US Coins

Die states matter in determining coin value

Making Moderns column from Sept. 12, 2016, weekly issue of Coin World:

The first copper-nickel clad half dollars were struck in 1971, with 155 million coined at the Philadelphia Mint and a series high 302 million at the Denver Mint. They were saved in roll quantity, and intact original rolls can still be found today. As a result, coins grading Gem Uncirculated are relatively abundant. 

This description “Gem Uncircu­lated” is widely used to describe superior quality coins that were never used in commerce. It accords to Mint State 65 on the numerical grading scale used by the grading services.

Coins graded MS-65 will have full luster, few contact marks especially in focal areas and above average strike. It is this last feature — strike — that is the most variable among Gem Uncirculated half dollars of the 1970s and 1980s.

Desirous of getting as many copper-nickel clad half dollars into commerce as possible, the Mint accelerated production. In 1970, the U.S. Mint struck only 2 million half dollars, all at the Denver Mint. The Denver Mint increased that number by 150 times in the following year. 

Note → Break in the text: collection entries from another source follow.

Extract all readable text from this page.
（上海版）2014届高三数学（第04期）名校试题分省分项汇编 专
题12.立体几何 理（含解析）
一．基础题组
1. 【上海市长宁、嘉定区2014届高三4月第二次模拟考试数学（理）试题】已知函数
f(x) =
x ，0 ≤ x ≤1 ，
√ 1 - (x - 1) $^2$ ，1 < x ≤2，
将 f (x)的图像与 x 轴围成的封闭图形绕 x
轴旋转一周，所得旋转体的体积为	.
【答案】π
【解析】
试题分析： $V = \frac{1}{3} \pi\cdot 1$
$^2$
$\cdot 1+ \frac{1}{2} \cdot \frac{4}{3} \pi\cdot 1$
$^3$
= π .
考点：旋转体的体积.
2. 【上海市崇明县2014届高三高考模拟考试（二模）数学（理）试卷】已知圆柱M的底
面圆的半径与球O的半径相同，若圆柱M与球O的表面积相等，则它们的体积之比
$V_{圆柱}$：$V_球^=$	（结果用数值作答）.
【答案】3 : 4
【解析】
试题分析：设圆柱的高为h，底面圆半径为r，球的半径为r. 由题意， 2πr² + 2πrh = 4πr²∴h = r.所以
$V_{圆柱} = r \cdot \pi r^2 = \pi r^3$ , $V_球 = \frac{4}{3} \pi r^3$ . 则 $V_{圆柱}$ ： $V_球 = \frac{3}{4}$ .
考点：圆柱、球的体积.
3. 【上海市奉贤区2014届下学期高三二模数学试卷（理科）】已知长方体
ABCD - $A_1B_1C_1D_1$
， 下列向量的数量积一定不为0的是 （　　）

Each set of dies was used to strike coins as long as possible, exceeding 200,000 coins per die pair. During use, dies wear and fatigue. Over time, the heat and pressure of coinage production distort and soften detail in dies; the coins they strike can be flat, with mushy or even absent detail.

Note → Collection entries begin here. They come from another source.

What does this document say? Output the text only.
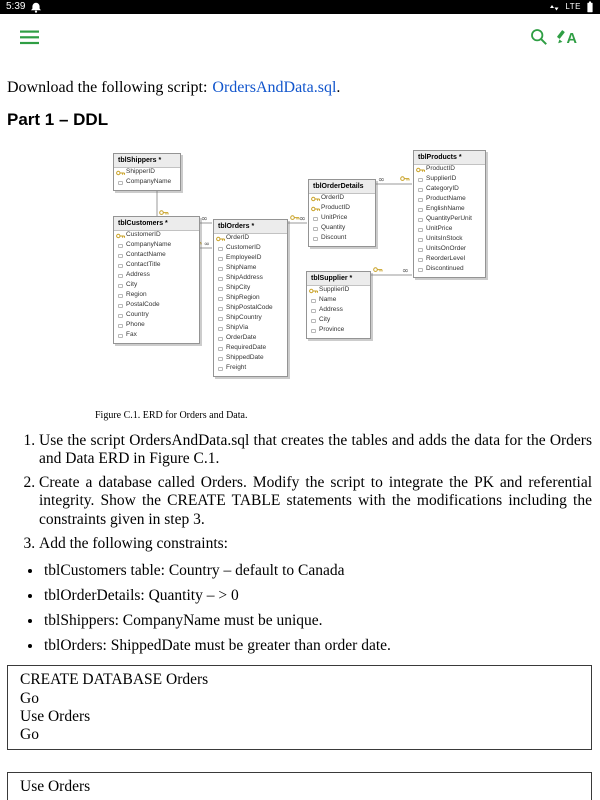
5:39	LTE
A

Download the following script: OrdersAndData.sql.

Part 1 – DDL
∞
∞
∞
∞
∞
tblShippers *
ShipperID
CompanyName
tblCustomers *
CustomerID
CompanyName
ContactName
ContactTitle
Address
City
Region
PostalCode
Country
Phone
Fax
tblOrders *
OrderID
CustomerID
EmployeeID
ShipName
ShipAddress
ShipCity
ShipRegion
ShipPostalCode
ShipCountry
ShipVia
OrderDate
RequiredDate
ShippedDate
Freight
tblOrderDetails
OrderID
ProductID
UnitPrice
Quantity
Discount
tblSupplier *
SupplierID
Name
Address
City
Province
tblProducts *
ProductID
SupplierID
CategoryID
ProductName
EnglishName
QuantityPerUnit
UnitPrice
UnitsInStock
UnitsOnOrder
ReorderLevel
Discontinued
Figure C.1. ERD for Orders and Data.
1. Use the script OrdersAndData.sql that creates the tables and adds the data for the Orders and Data ERD in Figure C.1.
2. Create a database called Orders. Modify the script to integrate the PK and referential integrity. Show the CREATE TABLE statements with the modifications including the constraints given in step 3.
3. Add the following constraints:
• tblCustomers table: Country – default to Canada
• tblOrderDetails: Quantity – > 0
• tblShippers: CompanyName must be unique.
• tblOrders: ShippedDate must be greater than order date.
CREATE DATABASE Orders
Go
Use Orders
Go
Use Orders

Well-used dies, called late die state, can also impart an irregular texture to a coin’s fields. In extreme cases, at the periphery, legends become faint and fade into the rim.

Illustrated here are the obverses of two 1971-D half dollars, both graded MS-66. One is from relatively fresh dies. Its smooth, glossy surface and crisp detail are the markers of early die state. Note the hair detail, and sharpness of the letters. 

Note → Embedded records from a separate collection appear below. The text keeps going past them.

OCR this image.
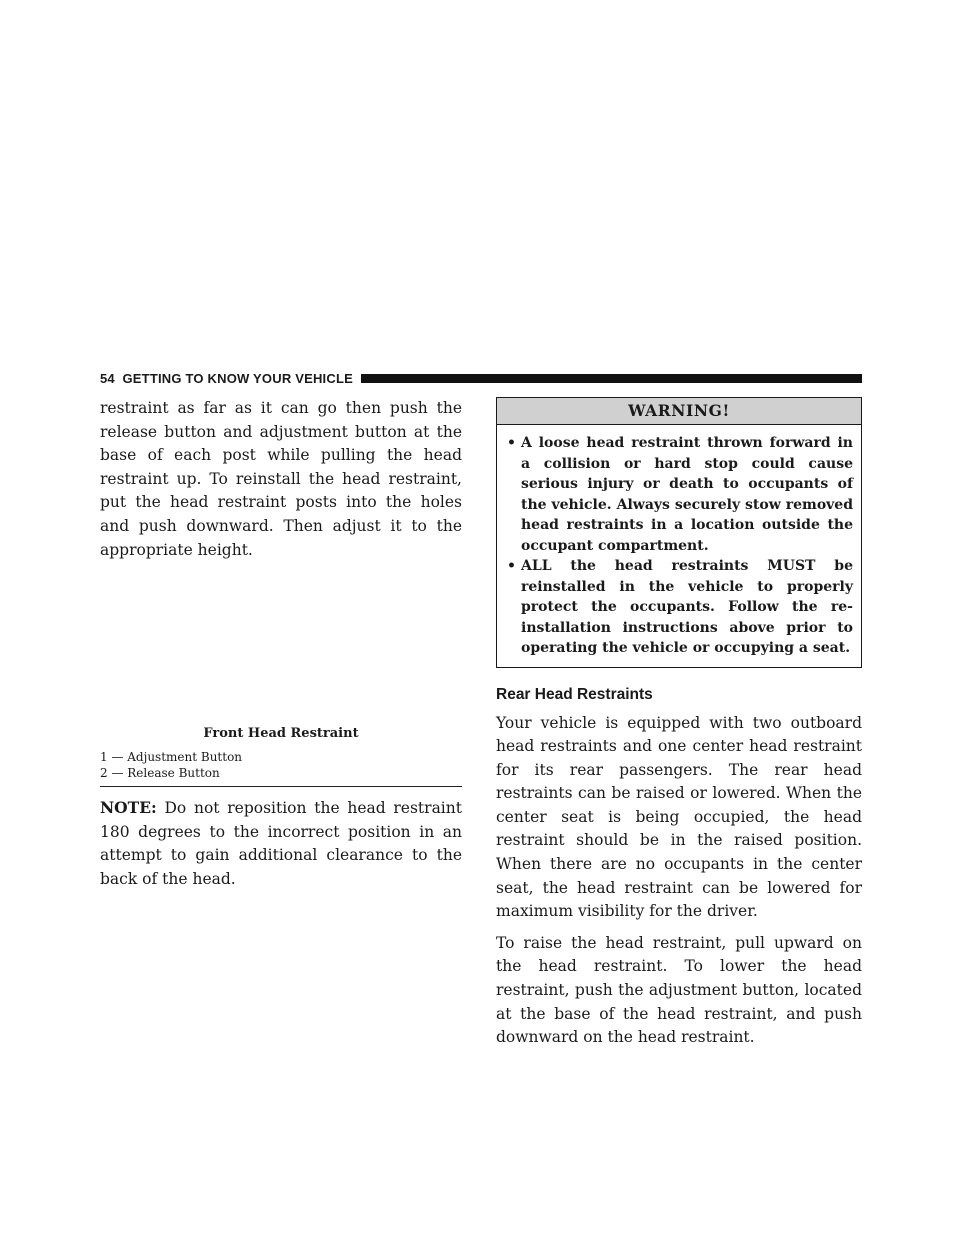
54 GETTING TO KNOW YOUR VEHICLE

restraint as far as it can go then push the release button and adjustment button at the base of each post while pulling the head restraint up. To reinstall the head restraint, put the head restraint posts into the holes and push downward. Then adjust it to the appropriate height.

Front Head Restraint
1 — Adjustment Button
2 — Release Button

NOTE: Do not reposition the head restraint 180 degrees to the incorrect position in an attempt to gain additional clearance to the back of the head.

WARNING!
• A loose head restraint thrown forward in a collision or hard stop could cause serious injury or death to occupants of the vehicle. Always securely stow removed head restraints in a location outside the occupant compartment.
• ALL the head restraints MUST be reinstalled in the vehicle to properly protect the occupants. Follow the re-installation instructions above prior to operating the vehicle or occupying a seat.
Rear Head Restraints

Your vehicle is equipped with two outboard head restraints and one center head restraint for its rear passengers. The rear head restraints can be raised or lowered. When the center seat is being occupied, the head restraint should be in the raised position. When there are no occupants in the center seat, the head restraint can be lowered for maximum visibility for the driver.

To raise the head restraint, pull upward on the head restraint. To lower the head restraint, push the adjustment button, located at the base of the head restraint, and push downward on the head restraint.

The other is from late state dies. Much of the hair detail, from Kennedy’s temple to crown, is worn away. A pebbly texture is visible in the fields and on the neck. One the reverse, the shield merges into the eagle’s neck, which lacks feather detail entirely. 

Because the latter coin is essentially free of marks, has a wonderful, original surface and full luster, the MS-66 grade is very appropriate. In fact, it is fully struck, just from late state dies.

Nonetheless, its soft appearance makes it less desirable; it traded in auction for a very modest $11. The comparable example from new dies traded for a robust $33. 

NGC price guide for the 1971-D Kennedy half dollar in MS-66 is $28.